Nearly half (45%) of FTSE 100 companies are now incorporating ESG targets within their annual bonus targets or LTIPs, according to a recent report by the London Business School’s Centre for Corporate Governance and Big Four accountancy firm PwC.
However, overall KPIs remain heavily geared towards financial returns, according to a 2020 HPC and CIPD report. Last year, financial metrics had an average 82.4% weighting of maximum incentive pay across the FTSE 100. Workforce-related targets accounted for 5.9% and environmental targets for 0.7%, the report noted.
E versus S
‘E’ is the main focus of ESG KPIs, experts say, with companies most frequently implementing climate or transition-related targets.
This could be partly attributed to pressure from investors via initiatives such as Climate Action 100+ initiative (CA100+). CA100+ is made up of over 450 investors managing more than US$40 trillion in AUM, aiming to engage heavy-emitting global corporates on their climate-related performance.
Recommendations outlined by CA100+ include the CEO and at least one other senior executive’s remuneration arrangements incorporating a climate change performance target and a KPI relating to decarbonisation efforts.
Alongside growing investor pressure, the Covid-19 outbreak and activism around movements such as Black Lives Matter have highlighted the power of corporates to either reduce or perpetuate social inequality through their employment practices and workplace management.
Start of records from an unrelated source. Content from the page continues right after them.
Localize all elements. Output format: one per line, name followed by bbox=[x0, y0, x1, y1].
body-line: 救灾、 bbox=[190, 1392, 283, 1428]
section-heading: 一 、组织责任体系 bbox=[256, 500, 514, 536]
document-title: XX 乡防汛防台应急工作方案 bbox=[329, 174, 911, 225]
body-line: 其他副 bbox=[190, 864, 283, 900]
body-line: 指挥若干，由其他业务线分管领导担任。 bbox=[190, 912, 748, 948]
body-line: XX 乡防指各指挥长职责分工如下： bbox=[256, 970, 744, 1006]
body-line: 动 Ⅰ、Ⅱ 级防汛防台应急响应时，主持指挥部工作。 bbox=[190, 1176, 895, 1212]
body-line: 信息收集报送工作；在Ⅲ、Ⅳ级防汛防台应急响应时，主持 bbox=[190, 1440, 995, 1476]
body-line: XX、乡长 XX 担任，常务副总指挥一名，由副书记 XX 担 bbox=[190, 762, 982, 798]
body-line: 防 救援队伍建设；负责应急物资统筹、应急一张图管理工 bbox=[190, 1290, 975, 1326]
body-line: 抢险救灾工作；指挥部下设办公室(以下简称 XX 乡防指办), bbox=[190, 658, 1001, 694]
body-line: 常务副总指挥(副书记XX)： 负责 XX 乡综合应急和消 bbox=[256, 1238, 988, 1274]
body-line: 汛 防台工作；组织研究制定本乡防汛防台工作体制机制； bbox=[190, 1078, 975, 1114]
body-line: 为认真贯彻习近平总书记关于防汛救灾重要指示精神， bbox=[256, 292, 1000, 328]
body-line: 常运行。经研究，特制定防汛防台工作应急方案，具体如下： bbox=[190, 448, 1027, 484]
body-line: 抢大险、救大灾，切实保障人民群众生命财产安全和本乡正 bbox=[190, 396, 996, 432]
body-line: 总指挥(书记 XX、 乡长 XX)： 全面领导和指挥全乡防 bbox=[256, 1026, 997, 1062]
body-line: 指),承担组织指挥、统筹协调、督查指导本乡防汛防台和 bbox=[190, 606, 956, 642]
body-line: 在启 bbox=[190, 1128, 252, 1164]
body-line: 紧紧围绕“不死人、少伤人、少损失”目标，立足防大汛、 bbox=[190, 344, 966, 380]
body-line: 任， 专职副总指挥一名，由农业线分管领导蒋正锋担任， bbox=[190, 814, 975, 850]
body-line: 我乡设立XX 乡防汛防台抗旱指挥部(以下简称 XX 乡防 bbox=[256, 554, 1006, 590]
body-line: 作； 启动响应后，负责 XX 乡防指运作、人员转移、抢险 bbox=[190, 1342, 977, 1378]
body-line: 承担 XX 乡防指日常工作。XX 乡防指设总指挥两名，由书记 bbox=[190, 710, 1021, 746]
A number of social KPIs adopted by executives are short-term and relatively easy to measure, such as implementing a diversity policy or setting employee wellbeing targets. Employee-related metrics accounted for an average of 11.2% for short-term annual bonuses, the 2020 HPC and CIPD report noted.
The three most used employee metrics for executive bonuses last year were health and safety, employee engagement, and diversity and inclusion, the report added. However, long term social KPIs are less frequently adopted because it remains challenging to measure factors such as employee absence rates, costs and inclusivity.
“Adopting a standardised approach to measuring human capital will allow investors […] to benchmark the performance of organisations and [subsequent] CEO remuneration,” HPC and CIPD said.